Avoid nulls when using TemplateTransformer

TemplateTransformer is another one of the family of Transformers you can apply to your field. It allows you to modify the value of the field according to a given template. (another surprise!) One important thing is to avoid fetching empty fields when using this transformer. Normally DIH would just ignore the field and skip adding it to the document, but when it’s used in the template it will throw an error.

So to avoid the problem, if you use something like this:

<entity name="category" query="..." transformer="TemplateTransformer">
    <field name="category_name"           column="c_name" />
    <field name="main_category_name"      column="mc_name" />
    <field name="category_name_with_main" column="c_name_wm"  
        template="${category.c_name}_${category.mc_name}" />
</entity>

Make sure that the c_name and mc_name columns are not null.

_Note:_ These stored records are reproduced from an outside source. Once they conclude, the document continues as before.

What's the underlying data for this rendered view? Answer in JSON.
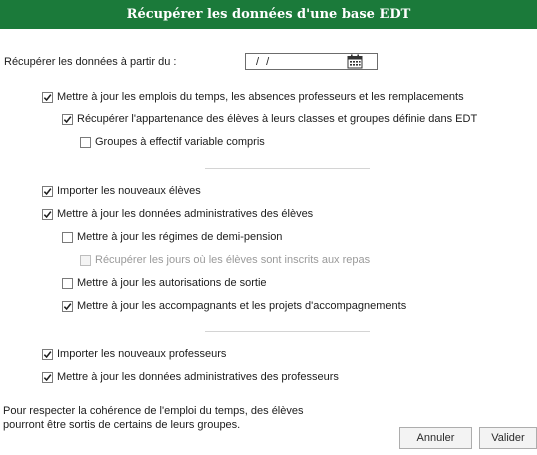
{
  "dialog": {
    "title": "Récupérer les données d'une base EDT"
  },
  "date_row": {
    "label": "Récupérer les données à partir du :",
    "value": "/ /"
  },
  "options": [
    {
      "label": "Mettre à jour les emplois du temps, les absences professeurs et les remplacements",
      "checked": true,
      "enabled": true
    },
    {
      "label": "Récupérer l'appartenance des élèves à leurs classes et groupes définie dans EDT",
      "checked": true,
      "enabled": true
    },
    {
      "label": "Groupes à effectif variable compris",
      "checked": false,
      "enabled": true
    },
    {
      "label": "Importer les nouveaux élèves",
      "checked": true,
      "enabled": true
    },
    {
      "label": "Mettre à jour les données administratives des élèves",
      "checked": true,
      "enabled": true
    },
    {
      "label": "Mettre à jour les régimes de demi-pension",
      "checked": false,
      "enabled": true
    },
    {
      "label": "Récupérer les jours où les élèves sont inscrits aux repas",
      "checked": false,
      "enabled": false
    },
    {
      "label": "Mettre à jour les autorisations de sortie",
      "checked": false,
      "enabled": true
    },
    {
      "label": "Mettre à jour les accompagnants et les projets d'accompagnements",
      "checked": true,
      "enabled": true
    },
    {
      "label": "Importer les nouveaux professeurs",
      "checked": true,
      "enabled": true
    },
    {
      "label": "Mettre à jour les données administratives des professeurs",
      "checked": true,
      "enabled": true
    }
  ],
  "note": {
    "line1": "Pour respecter la cohérence de l'emploi du temps, des élèves",
    "line2": "pourront être sortis de certains de leurs groupes."
  },
  "buttons": {
    "cancel": "Annuler",
    "ok": "Valider"
  },
  "colors": {
    "titlebar": "#1b7a3a",
    "checkmark": "#1f1f1f"
  }
}
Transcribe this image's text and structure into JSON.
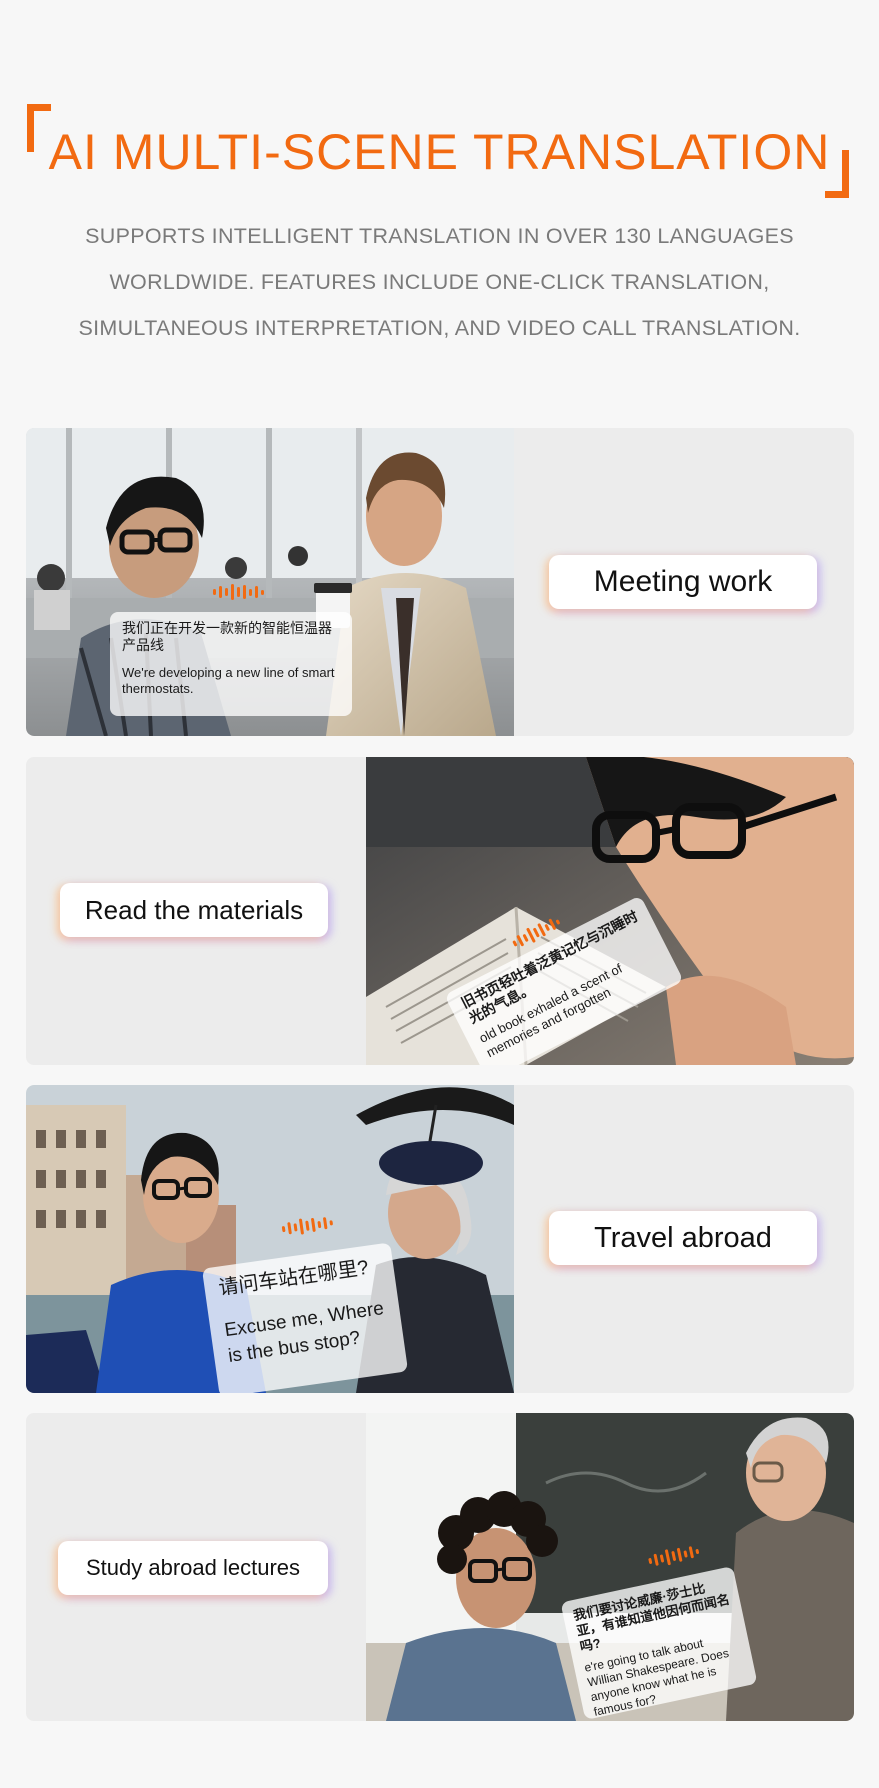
{
  "hero": {
    "title": "AI MULTI-SCENE TRANSLATION",
    "subtitle_lines": [
      "SUPPORTS INTELLIGENT TRANSLATION IN OVER 130 LANGUAGES",
      "WORLDWIDE. FEATURES INCLUDE ONE-CLICK TRANSLATION,",
      "SIMULTANEOUS INTERPRETATION, AND VIDEO CALL TRANSLATION."
    ],
    "accent_color": "#f26a11"
  },
  "scenes": [
    {
      "label": "Meeting work",
      "source_text": "我们正在开发一款新的智能恒温器产品线",
      "translated_text": "We're developing a new line of smart thermostats."
    },
    {
      "label": "Read the materials",
      "source_text": "旧书页轻吐着泛黄记忆与沉睡时光的气息。",
      "translated_text": "old book exhaled a scent of memories and forgotten"
    },
    {
      "label": "Travel abroad",
      "source_text": "请问车站在哪里?",
      "translated_text": "Excuse me, Where is the bus stop?"
    },
    {
      "label": "Study abroad lectures",
      "source_text": "我们要讨论威廉·莎士比亚，有谁知道他因何而闻名吗?",
      "translated_text": "e're going to talk about Willian Shakespeare. Does anyone know what he is famous for?"
    }
  ]
}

Using the CachedSqlEntityProcessor

The CachedSqlEntityProcessor is a great way of keeping the database calls limited. For example, when fetching all the products from a database and assigning the category name to each product, if you use CachedSqlEntityProcessor then DIH will make just one call to the database to get all the categories and use the cached data aafterwards. You have to specify a proper key so that the engine knows how to find the relevant values:

<entity name="product" query="SELECT product_id, category_id FROM Products">
    <field name="id" column="product_id" />
    <entity name="category" query="SELECT id AS c_id FROM Categories" 
        processor="CachedSqlEntityProcessor" where="c_id=product.category_id">
        <field name="category_name" column="name" />
    </entity>
</entity>

Note that there is no WHERE part in the query - you specify the condition used to match products and categories in the where parameter of the <entity> tag.

An important thing to remember: the columns used to match the values must have the same types (the category_id in `Products` and id in `Categories`in this example). If the types are different (e.g. one column uses unsigned integers and the other signed) a mismatch can happen inside Java and you will see a ClassCastException - “type cannot be cast to type”.

To sum up

These are of course only some tips for people who would run into troubles I’ve already had. I hope that you didn’t expect me to write a tutorial on using DIH with SOLR ;) (you must feel really disappointed now if you did) I encourage you to leave comments so that my future posts are just a tiny bit better.